Initiative: partying without balloons

Balloons are symbols of celebration, they evoke festivity, joy, conviviality… but released in the air, they end up in the ocean and threaten our environment.
Many sea turtles, dolphins and birds mistake them for food and die.
The Government of Monaco, the Prince Albert II of Monaco Foundation and the Oceanographic Institute are joining forces to carry out the “Fête sans ballons” initiative in order to invite citizens to contribute and get involved by proposing ideas and alternatives that would be just as festive but more environmentally friendly: together, let’s invent a celebration that also gives pleasure to marine turtles…

What happens to a balloon when it is released...

A released balloon rises into the sky, until it deflates or the decrease in atmospheric pressure causes it to burst into multiple fragments.
This debris then falls back to land and sea far from its release point. According to the United Nations Environment Programme (UNEP), balloons are in the top 10 of recreational waste found on the coast. They can travel thousands of miles and pollute the most remote and pristine areas.

...and what are the consequences for the sea?

Balloons have a negative impact on our environment by polluting streams, lakes and beaches. Dropping a balloon is the same as intentionally throwing garbage on the ground or into the ocean.
As the balloons make their way through the water, their tattered ends and floating pieces can resemble jellyfish or other marine life that are eaten by marine animals such as sea turtles, fish and dolphins.
When these pieces are mistaken for food and ingested, they can become lodged in the digestive tract of a turtle, for example, preventing the animal from eating and causing a slow and painful death.

This young loggerhead turtle Caretta caretta, about 20 centimetres long, taken in charge by the Oceanographic Museum, had her life saved in extremis when she was able to evacuate the balloon she had ingested.


Terrestrial wildlife can also fall victim to balloons and balloon strings when the pieces fall to the ground along roads, rivers or on trees and bushes.
Birds have been found injured with ribbons wrapped around their beaks or wings and strangled when entangled in strings attached to trees or power lines.
And just like marine animals, they can succumb after ingesting balloons.
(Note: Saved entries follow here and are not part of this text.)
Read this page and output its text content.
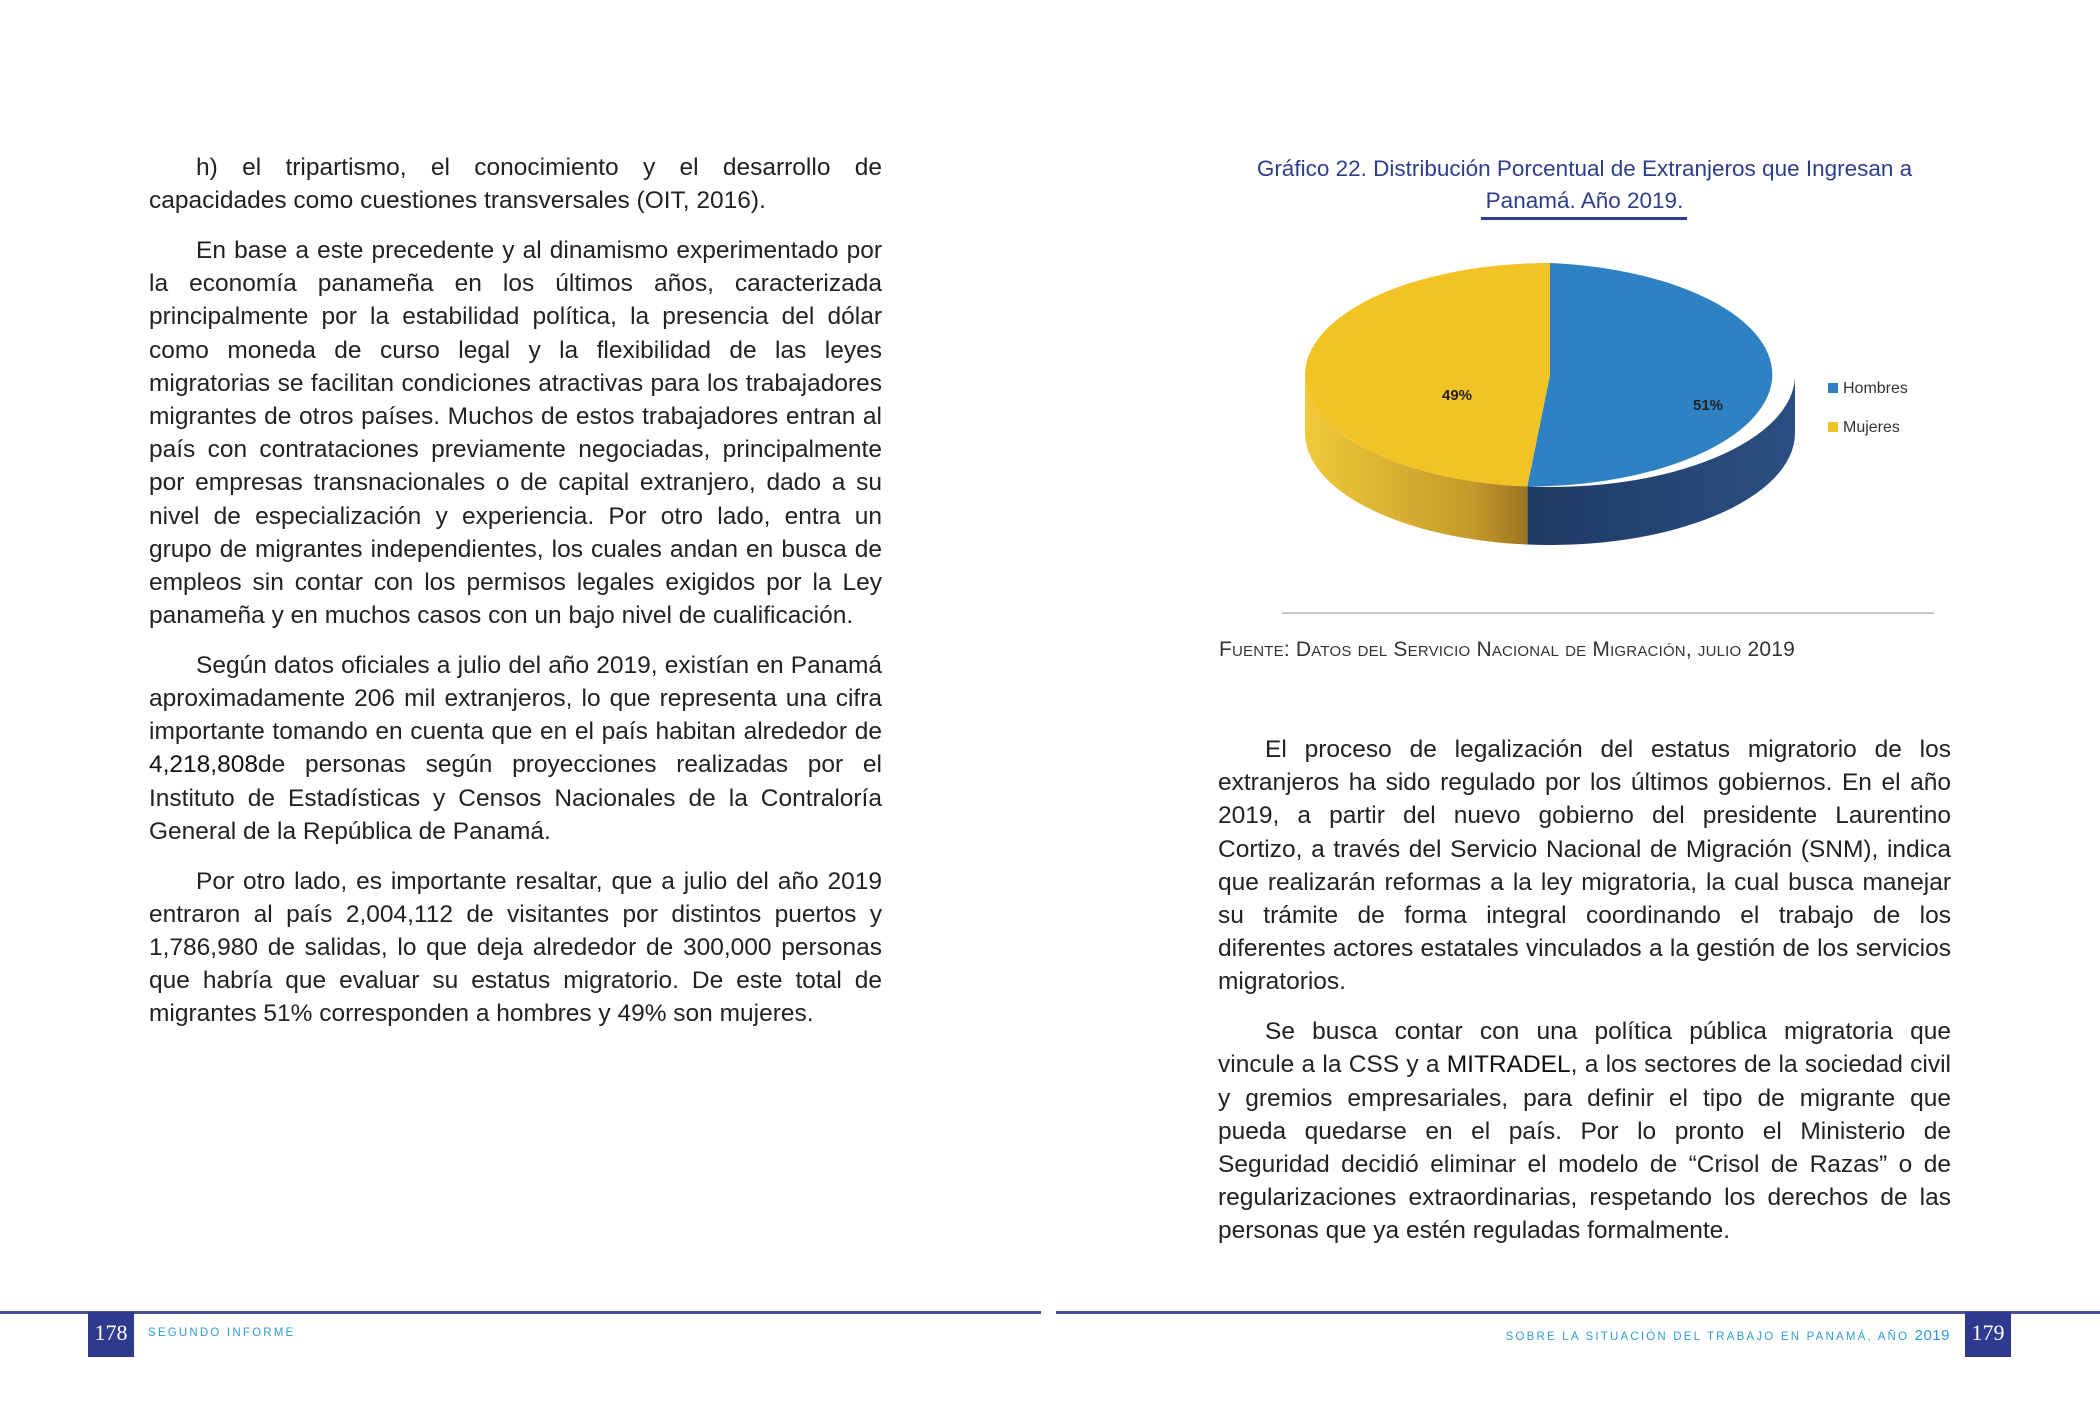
h) el tripartismo, el conocimiento y el desarrollo de capacidades como cuestiones transversales (OIT, 2016).

En base a este precedente y al dinamismo experimentado por la economía panameña en los últimos años, caracterizada principalmente por la estabilidad política, la presencia del dólar como moneda de curso legal y la flexibilidad de las leyes migratorias se facilitan condiciones atractivas para los trabajadores migrantes de otros países. Muchos de estos trabajadores entran al país con contrataciones previamente negociadas, principalmente por empresas transnacionales o de capital extranjero, dado a su nivel de especialización y experiencia. Por otro lado, entra un grupo de migrantes independientes, los cuales andan en busca de empleos sin contar con los permisos legales exigidos por la Ley panameña y en muchos casos con un bajo nivel de cualificación.

Según datos oficiales a julio del año 2019, existían en Panamá aproximadamente 206 mil extranjeros, lo que representa una cifra importante tomando en cuenta que en el país habitan alrededor de 4,218,808de personas según proyecciones realizadas por el Instituto de Estadísticas y Censos Nacionales de la Contraloría General de la República de Panamá.

Por otro lado, es importante resaltar, que a julio del año 2019 entraron al país 2,004,112 de visitantes por distintos puertos y 1,786,980 de salidas, lo que deja alrededor de 300,000 personas que habría que evaluar su estatus migratorio. De este total de migrantes 51% corresponden a hombres y 49% son mujeres.

Gráfico 22. Distribución Porcentual de Extranjeros que Ingresan a
Panamá. Año 2019.
51%
49%	Hombres
Mujeres
Fuente: Datos del Servicio Nacional de Migración, julio 2019

El proceso de legalización del estatus migratorio de los extranjeros ha sido regulado por los últimos gobiernos. En el año 2019, a partir del nuevo gobierno del presidente Laurentino Cortizo, a través del Servicio Nacional de Migración (SNM), indica que realizarán reformas a la ley migratoria, la cual busca manejar su trámite de forma integral coordinando el trabajo de los diferentes actores estatales vinculados a la gestión de los servicios migratorios.

Se busca contar con una política pública migratoria que vincule a la CSS y a MITRADEL, a los sectores de la sociedad civil y gremios empresariales, para definir el tipo de migrante que pueda quedarse en el país. Por lo pronto el Ministerio de Seguridad decidió eliminar el modelo de “Crisol de Razas” o de regularizaciones extraordinarias, respetando los derechos de las personas que ya estén reguladas formalmente.

178	179
SEGUNDO INFORME	SOBRE LA SITUACIÓN DEL TRABAJO EN PANAMÁ, AÑO 2019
Unfortunately, nearly half of all seabird species are susceptible to debris ingestion. Debris has also been found in nests and birds have been observed feeding their young with it.


These are “Unmanned free balloons carrying no payload (including balloons and flying lanterns with no payload or negligible payloads such as letter cards)”.
These balloons are for recreational, leisure or commemorative purposes. They are pollutant by their envelope, by the rigid plastic rod or by the ribbon or fastener with which some models are equipped.

Having fun without balloons

Balloons are usually manufactured by polymerization, and are therefore non-biodegradable.
Although there are balloons that are labeled “100% biodegradable”, it is important to note that the term biodegradable has no normative or regulatory status. Moreover, this degradation only takes place under specific conditions after a certain time.

Even when called “biodegradable”, balloons are still harmful to the environment and dangerous to many animals. It is therefore not advisable to drop them in the air!


There are already some alternatives such as natural soap bubbles, paper pompons, candles, kites or reels, pennants, banners…
If the use of balloons is unavoidable for you then keep your balloons indoors to reduce the risk of accidental waste, ensure that the outer balloons are securely fastened, avoid using non-biodegradable (film-coated) mylar balloons and ensure that all balloons and accessories (such as clips and ribbons) are collected.
You can also let your imagination run wild and who knows what creative, one-of-a-kind ideas you might come up with!